Chef António Loureiro: "Sinto algo especial quando cozinho e recebo as pessoas na minha cidade”
Uma noite de verão em Guimarães é sinónimo de boémia. Nesta altura do ano, a cidade nortenha recebe centenas de turistas e emigrantes que regressam ao país para as férias. Resultado: uma vida noturna agitada, com bares cheios, especialmente nos dias de jogo do Vitória na Liga Conferência, competição em que clube atingiu a fase de grupos no último mês de agosto - feito inédito para o emblema vimaranense.
As esplanadas de estabelecimentos históricos de Guimarães, como o Cantinho do Tio Júlio, ficam concorridas, assim como as reservas para a sala um dos mais importantes restaurantes da cidade-berço: A Cozinha, do chef António Loureiro, o único detentor de uma estrela Michelin na região do Minho - e que este ano renovou o feito pelo sexto ano.
“Acho que a estrela Michelin serve para duas coisas: uma é alimentar o ego da equipa e do chefe de cozinha; a outra é para aumentar a procura. Realmente há uma diferença muito grande do antes e do depois no que diz respeito à procura. Obviamente estamos a falar do melhor guia a nível mundial, que tem a maior projeção a nível mundial e que traz gente não só do país mas de todo o mundo”, afirma o chef, que recebeu a reportagem do DN em seu restaurante.
António Loureiro abriu A Cozinha em 2016, após anos de estudo e trabalho na restauração. O chef conta que, no começo de seu percurso procurou aprender sobre a cozinha tradicional portuguesa, não só do norte, mas também de outras regiões do país onde trabalhou, como o Alentejo e o Algarve, antes de ter contacto com outras culturas através de experiências fora de Portugal.
“Fui para fora para tentar entender qual seria a identidade da minha cozinha, pensando que lá fora iria encontrar tudo. Na verdade, a conclusão que cheguei era que minha identidade era aqui, na minha região, meu país, os nossos produtos e a nossa herança cultural e gastronómica”, diz o chef que, no menu do restaurante, conta com o fornecimento de produtores locais da região do Minho e extrai o máximo possível de todas as componentes nas suas criações. A política rende ao restaurante também o Green Key, galardão desenvolvido pela Foundation for Environmental Education (FEE), que reconhece empreendimentos sustentáveis.

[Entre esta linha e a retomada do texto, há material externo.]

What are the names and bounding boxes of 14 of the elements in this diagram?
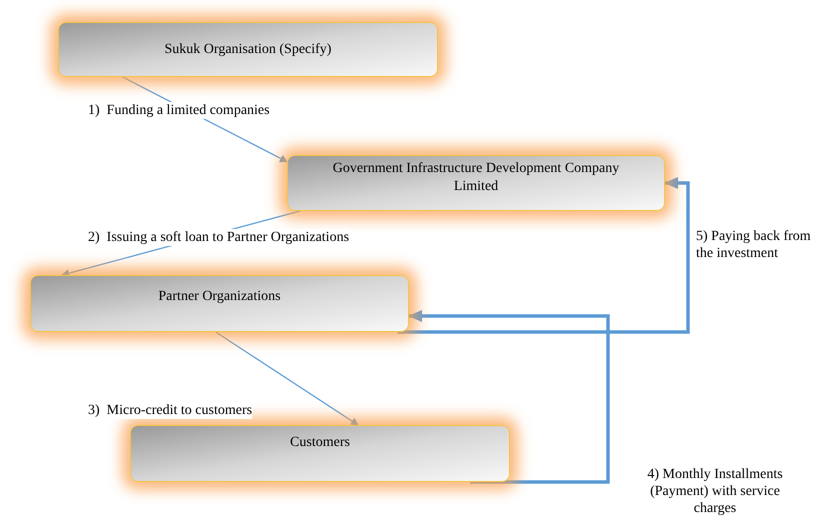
box-text: Sukuk Organisation (Specify) <box>164 40 332 58</box>
process-box <box>287 155 665 211</box>
process-box <box>58 22 438 77</box>
box-text: Partner Organizations <box>158 288 281 306</box>
arrow <box>215 332 359 426</box>
arrow <box>398 177 690 334</box>
edge-label: 1) Funding a limited companies <box>88 102 270 119</box>
process-box <box>130 425 510 482</box>
box-text: Government Infrastructure Development Company Limited <box>332 160 620 196</box>
edge-label: 2) Issuing a soft loan to Partner Organizations <box>88 229 350 246</box>
box-text: Customers <box>290 434 350 452</box>
edge-label: 3) Micro-credit to customers <box>88 402 252 419</box>
process-box <box>30 275 409 332</box>
arrow <box>408 310 610 484</box>
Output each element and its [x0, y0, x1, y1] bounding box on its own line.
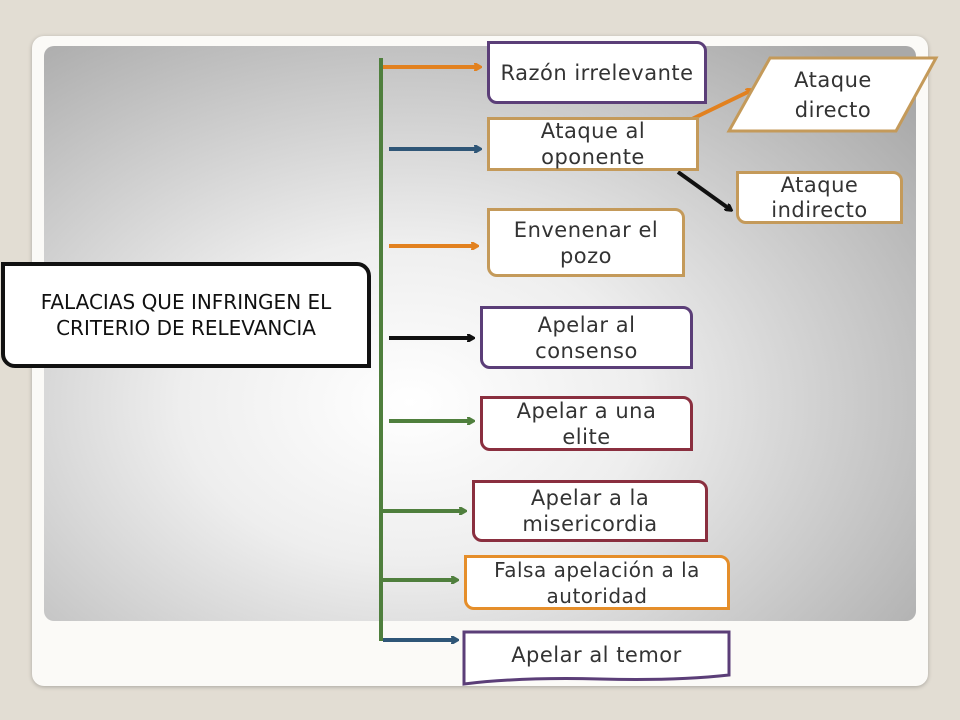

Falemos na carta: a degustação no restaurante de Loureiro começa com as entradas frias, com um snack que contém elementos de uma salada (tomate coração de boi, cebola e pimentos) acompanhados de uma sopa fria de pepinos. Seguem-se pratos que utilizam o melhor da costa e do interior do Minho: do mar da região de Viana do Castelo e Esposende chega o sarrajão, peixe similar ao atum, acompanhado de algas crocantes e que configura um fresco snack de verão. É também da costa que vem a cavala, principal estrela de um dos pratos mais surpreendentes do restaurante.
“É um dos favoritos dos nossos clientes, às vezes as pessoas vêm cá noutras alturas do ano e perguntam pela cavala, mas mas só servimos de junho a setembro”, diz Loureiro.
A cavala é acompanhada de sorbet de tomate, ganache de galinha, bolacha de avelã e gelatina de Alvarinho. Afinal, A Cozinha está próxima de algumas das melhores regiões produtoras de vinho verde do país. É o único prato mantido na carta desde a abertura do restaurante, mas, como disse o chef, só é feito na época do verão.
Já do campo, a região minhota está bem representada, tanto nas entradas quanto num dos pratos principais, já que a mesma carne chega à mesa em dois momentos. Nas entradas, parece tratar-se de uma parte nobre de um presunto de porco preto, mas não: o que é servido é um tártaro da carne de vaca, por cima de um bolo lêvedo feito diariamente na casa e acompanhado de um puré de limão. Nos pratos principais, a carne vem já preparada, acompanhada de um pequeno ecossistema com couve flor, brócolos, cogumelos e jus feito com os ossos da carne.
“Nós só usamos raças autóctones. Costumo usar maronesa, minhota e arouquesas, são algumas das minhas favoritas por aqui, embora existam outras tantas, como a barrosã, que também são ótimas”, diz.
Com tanto amor pela região onde cresceu e consolidou-se como um dos principais nomes do meio gastronómico em Portugal, António Loureiro afirma que, mesmo com propostas para trabalhar em outros centros do país, o seu lugar é Guimarães.
“Já tive algumas oportunidades e propostas para ir para outro local, muita gente pergunta-me porque é que não vou para Lisboa ou Porto abrir um restaurante, mas é algo que nunca me tentou. Até porque eu não ia encontrar aquilo que encontro aqui com a mesma facilidade que hoje eu tenho. E não sei se iria ter mesmo o gozo: sinto algo especial quando cozinho e recebo as pessoas na minha cidade”, conclui o chef.